# Causality

Causality means that there is a clear cause-effect relationship between two variables. Therefore, there is causation, when action A causes outcome B. A common mistake in the interpretation of statistics is to infer causality when correlation is present, but correlation is simply a relationship.

## Causality and correlation

Correlation analysis shows whether there is a relationship between two variables. If there is a correlation, however, it is not yet known in which direction this relationship goes. For this, it must first be checked whether causality exists.

## Why is correlation not causality?

If there is a correlation between variable *X* and variable *Y*,
this does not mean that the two variables are causally related. It could
be, for example, that the correlation is purely due to a third variable
*Z* and neither the variable *X* has an influence on
*Y* nor the variable *Y* on *X*.

## Causality and regression

If there is a causal relationship between two variables, a regression analysis can predict one variable with the other. Of course, care must be taken that the direction is correct. It is only possible to predict the dependent variable with the help of the independent variable with a regression.

By defining one variable as predictor and one variable as criterion in regression, the causal direction is already given, this direction should then be justified based on theory.

Therefore, causality or direction of effect must first be theoretically derived before it can be assumed in a regression model.
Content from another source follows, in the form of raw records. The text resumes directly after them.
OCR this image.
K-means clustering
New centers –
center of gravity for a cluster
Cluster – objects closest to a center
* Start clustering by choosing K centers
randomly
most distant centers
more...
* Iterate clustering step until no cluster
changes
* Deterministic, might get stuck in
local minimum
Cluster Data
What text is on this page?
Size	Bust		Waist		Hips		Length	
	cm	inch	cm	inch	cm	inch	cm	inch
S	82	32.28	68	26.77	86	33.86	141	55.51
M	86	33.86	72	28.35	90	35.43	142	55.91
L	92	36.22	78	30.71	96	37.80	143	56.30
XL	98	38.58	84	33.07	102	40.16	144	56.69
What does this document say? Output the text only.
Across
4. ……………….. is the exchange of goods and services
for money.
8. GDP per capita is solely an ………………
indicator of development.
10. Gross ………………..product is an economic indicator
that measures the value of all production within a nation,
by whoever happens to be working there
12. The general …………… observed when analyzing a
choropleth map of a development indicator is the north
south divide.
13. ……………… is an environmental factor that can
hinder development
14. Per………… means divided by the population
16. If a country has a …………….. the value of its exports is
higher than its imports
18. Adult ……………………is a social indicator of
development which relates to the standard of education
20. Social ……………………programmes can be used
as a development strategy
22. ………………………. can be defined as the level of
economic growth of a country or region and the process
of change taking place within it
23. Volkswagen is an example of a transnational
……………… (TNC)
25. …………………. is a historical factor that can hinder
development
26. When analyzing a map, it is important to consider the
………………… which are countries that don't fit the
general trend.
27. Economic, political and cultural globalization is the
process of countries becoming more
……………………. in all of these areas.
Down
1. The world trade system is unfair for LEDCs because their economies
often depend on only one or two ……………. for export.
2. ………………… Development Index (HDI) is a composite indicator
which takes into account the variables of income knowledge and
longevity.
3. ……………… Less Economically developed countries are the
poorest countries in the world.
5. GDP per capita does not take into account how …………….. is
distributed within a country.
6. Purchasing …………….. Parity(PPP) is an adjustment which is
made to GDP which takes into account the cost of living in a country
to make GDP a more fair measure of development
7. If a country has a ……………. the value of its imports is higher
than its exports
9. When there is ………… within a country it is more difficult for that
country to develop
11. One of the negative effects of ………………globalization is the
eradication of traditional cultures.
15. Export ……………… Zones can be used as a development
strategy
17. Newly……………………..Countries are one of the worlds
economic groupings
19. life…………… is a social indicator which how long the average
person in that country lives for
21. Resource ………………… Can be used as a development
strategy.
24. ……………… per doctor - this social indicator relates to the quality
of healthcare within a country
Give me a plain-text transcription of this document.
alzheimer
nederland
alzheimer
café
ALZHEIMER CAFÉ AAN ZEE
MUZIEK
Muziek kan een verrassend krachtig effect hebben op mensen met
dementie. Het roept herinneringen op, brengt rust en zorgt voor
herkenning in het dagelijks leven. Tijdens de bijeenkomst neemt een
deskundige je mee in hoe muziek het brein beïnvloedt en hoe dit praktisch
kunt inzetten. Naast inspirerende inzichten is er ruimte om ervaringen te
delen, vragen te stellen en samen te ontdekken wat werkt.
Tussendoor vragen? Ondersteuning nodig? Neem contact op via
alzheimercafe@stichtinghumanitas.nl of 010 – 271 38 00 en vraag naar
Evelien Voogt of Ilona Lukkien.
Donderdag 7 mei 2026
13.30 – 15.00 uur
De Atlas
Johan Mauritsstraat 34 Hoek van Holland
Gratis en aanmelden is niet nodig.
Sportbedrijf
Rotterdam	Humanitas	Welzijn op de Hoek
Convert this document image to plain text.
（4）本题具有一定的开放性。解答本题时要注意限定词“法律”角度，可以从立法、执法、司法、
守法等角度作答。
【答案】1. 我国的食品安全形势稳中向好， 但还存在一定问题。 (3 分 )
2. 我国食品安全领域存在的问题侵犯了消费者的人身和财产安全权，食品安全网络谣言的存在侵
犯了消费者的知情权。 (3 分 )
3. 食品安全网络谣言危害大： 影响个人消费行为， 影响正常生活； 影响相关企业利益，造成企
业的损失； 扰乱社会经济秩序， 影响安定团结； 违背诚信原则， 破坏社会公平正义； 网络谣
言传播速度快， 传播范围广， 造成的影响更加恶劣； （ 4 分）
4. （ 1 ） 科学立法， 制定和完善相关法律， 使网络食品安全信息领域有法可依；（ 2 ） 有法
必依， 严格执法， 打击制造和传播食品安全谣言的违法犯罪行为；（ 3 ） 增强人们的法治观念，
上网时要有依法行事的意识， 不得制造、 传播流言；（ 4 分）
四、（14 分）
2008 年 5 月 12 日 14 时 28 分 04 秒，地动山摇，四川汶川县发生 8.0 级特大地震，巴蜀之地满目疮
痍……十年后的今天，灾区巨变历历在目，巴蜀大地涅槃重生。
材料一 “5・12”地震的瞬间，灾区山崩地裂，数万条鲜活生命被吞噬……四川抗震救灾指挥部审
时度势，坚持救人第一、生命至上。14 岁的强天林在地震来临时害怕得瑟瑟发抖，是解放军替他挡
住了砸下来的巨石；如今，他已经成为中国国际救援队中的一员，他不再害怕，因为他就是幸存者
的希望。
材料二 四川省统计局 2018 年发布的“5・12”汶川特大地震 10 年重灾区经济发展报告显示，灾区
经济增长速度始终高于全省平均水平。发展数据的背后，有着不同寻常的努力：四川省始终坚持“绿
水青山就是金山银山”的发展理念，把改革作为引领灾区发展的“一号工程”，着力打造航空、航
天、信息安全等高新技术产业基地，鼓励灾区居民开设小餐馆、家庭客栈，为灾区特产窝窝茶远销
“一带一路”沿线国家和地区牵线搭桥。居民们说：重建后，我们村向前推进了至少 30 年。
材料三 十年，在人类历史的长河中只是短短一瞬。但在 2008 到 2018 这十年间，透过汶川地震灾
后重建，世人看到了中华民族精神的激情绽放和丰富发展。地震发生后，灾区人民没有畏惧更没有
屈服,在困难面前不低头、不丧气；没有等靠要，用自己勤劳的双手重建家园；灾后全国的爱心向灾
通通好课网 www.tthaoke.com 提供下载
Thus, one cannot "search" for causality with the regression, the regression can only be used if a causal relationship is assumed.

By the way, you can easily calculate a regression analysis online and a correlation analysis online with DATAtab.

## Causal Models for Regression

Does linear regression imply causation? Neither correlation nor regression can indicate causation. Causal model involve regression or correlation analysis and additionally a strong theory linking the two or more variables.

## Assumptions for causality

There are two prerequisites for causality. On the one hand, there must be a significant
relationship, i.e., a significant correlation. On the other hand, the second condition can be
fulfilled in two ways: either there is a temporal sequence
of the variables (1) (e.g. the variable *A* was collected before variable *B*
in terms of time), or there
is a theoretically justified and plausible theory about in which direction the
causal relationship goes (2).

If the second condition does not apply by neither of the possible options (1) and (2), i.e.,
there is neither a temporal order nor can causality be substantiated by a well-founded theory,
then one can only speak of a correlation, but never of causality. I.e., it cannot be said that
variable *A* influences variable *B* or vice versa.

## Example of causality

Let's say the research question is: Is there a causal relationship between the age at which a child speaks their first sentences and later school success?

First, you need to check if there is a correlation between the two variables, this is done with a correlation analysis. If there is a significant correlation, the second condition must still be tested.

The second condition can be confirmed either by theory or if there is a time sequence. In this case, there is a clear time sequence. If there is a correlation, it is clear that the variable "age at which the first sentence is spoken" influences the variable "later school success", the other way around is not possible.